I checked the pavement to see if there was any sticker left by the tow truck saying where they had taken it to. Nothing. My heart began to beat faster as I then realised it must have been stolen. Obviously one of the 62 cars that day. And I'd only had it a couple of months. A man was standing by a car nearby so I decided to approach him. Had he seen what had happened to a small black car parked here? Sí, señorita, la grua se lo llevó", he said. "It was towed away". But why only my car? What about all the other cars? He proceeded to point out a beefy-looking bouncer standing on the other side of the street. "Tiene que darle pesos. Sino, llama la grua." If I didn't grease his palm, he was in collusion with the tow truck people and called them. I was learning the hard way. The man added, "That's why I'm standing here by the car while I wait for someone in that office. Otherwise they would tow it away."
I was unsure as to what to do next. Where do you find a towed-away car in the middle of Mexico City? After consulting a fair number of people, it seemed most likely that it would have been taken to one of two corrales. Josep was incomunicado in a meeting, and I rang Cristina and Marc at home to let them know why I was taking so long. "Mum, say it again. What have you lost? Your card or your car?" "Both!", I managed to blurt out before the cell phone died on me.

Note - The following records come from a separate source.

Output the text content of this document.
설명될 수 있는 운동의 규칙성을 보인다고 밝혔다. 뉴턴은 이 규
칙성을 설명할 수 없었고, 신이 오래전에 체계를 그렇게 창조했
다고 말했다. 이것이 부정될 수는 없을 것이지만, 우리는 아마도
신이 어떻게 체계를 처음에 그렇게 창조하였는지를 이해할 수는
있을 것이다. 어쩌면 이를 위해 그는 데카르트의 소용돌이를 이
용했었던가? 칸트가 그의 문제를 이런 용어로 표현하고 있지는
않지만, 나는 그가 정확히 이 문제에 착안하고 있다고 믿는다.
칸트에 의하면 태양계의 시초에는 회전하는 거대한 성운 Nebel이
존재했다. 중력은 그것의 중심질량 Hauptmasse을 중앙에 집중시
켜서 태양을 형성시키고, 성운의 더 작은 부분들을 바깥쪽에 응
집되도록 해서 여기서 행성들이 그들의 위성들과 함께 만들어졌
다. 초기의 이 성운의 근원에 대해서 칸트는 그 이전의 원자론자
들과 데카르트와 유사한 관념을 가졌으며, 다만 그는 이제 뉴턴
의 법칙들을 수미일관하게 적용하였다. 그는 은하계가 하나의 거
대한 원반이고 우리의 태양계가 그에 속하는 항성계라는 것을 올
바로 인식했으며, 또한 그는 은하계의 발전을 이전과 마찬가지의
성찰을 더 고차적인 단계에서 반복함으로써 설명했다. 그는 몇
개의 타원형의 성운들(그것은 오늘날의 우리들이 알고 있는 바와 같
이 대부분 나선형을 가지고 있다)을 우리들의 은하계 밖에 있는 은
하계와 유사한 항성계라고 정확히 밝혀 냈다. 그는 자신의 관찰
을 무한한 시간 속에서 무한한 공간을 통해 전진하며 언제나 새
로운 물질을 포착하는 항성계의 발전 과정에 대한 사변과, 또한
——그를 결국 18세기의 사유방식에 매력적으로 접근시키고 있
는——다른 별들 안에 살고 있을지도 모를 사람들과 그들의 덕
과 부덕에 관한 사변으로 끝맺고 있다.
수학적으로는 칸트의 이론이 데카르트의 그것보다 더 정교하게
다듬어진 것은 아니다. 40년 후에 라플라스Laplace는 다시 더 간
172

A policeman told me where to go but said I should take a taxi. It was too far to walk. I'm glad I listened to him. He hailed one for me, explained my dilemma and off we went. The taxi driver said he would wait outside the corral until I was sure my car was there. It wasn't a nice area for me to be left stranded in. He went on to give me a grisly account of the 9 times he had been atracado, asaltado, herido (assaulted with injuries). He showed me the scar left on his head from one of the incidents. A gun had been put to his head twice and his taxi stolen twice. I was getting more nervous by his stories than by the thought of never finding my car again.
Three and a half hours later, after I'd had to call Joseo to get papers I hadn't even known existed and paid the fine, I peeled off numerous sticky white papers from the doors and petrol tank cover and drove my car home. The ice-cream had melted in the hot midday sun, the youghurts had curdled and the butter was dripping all over the contents of the shopping bag. But I had my car back.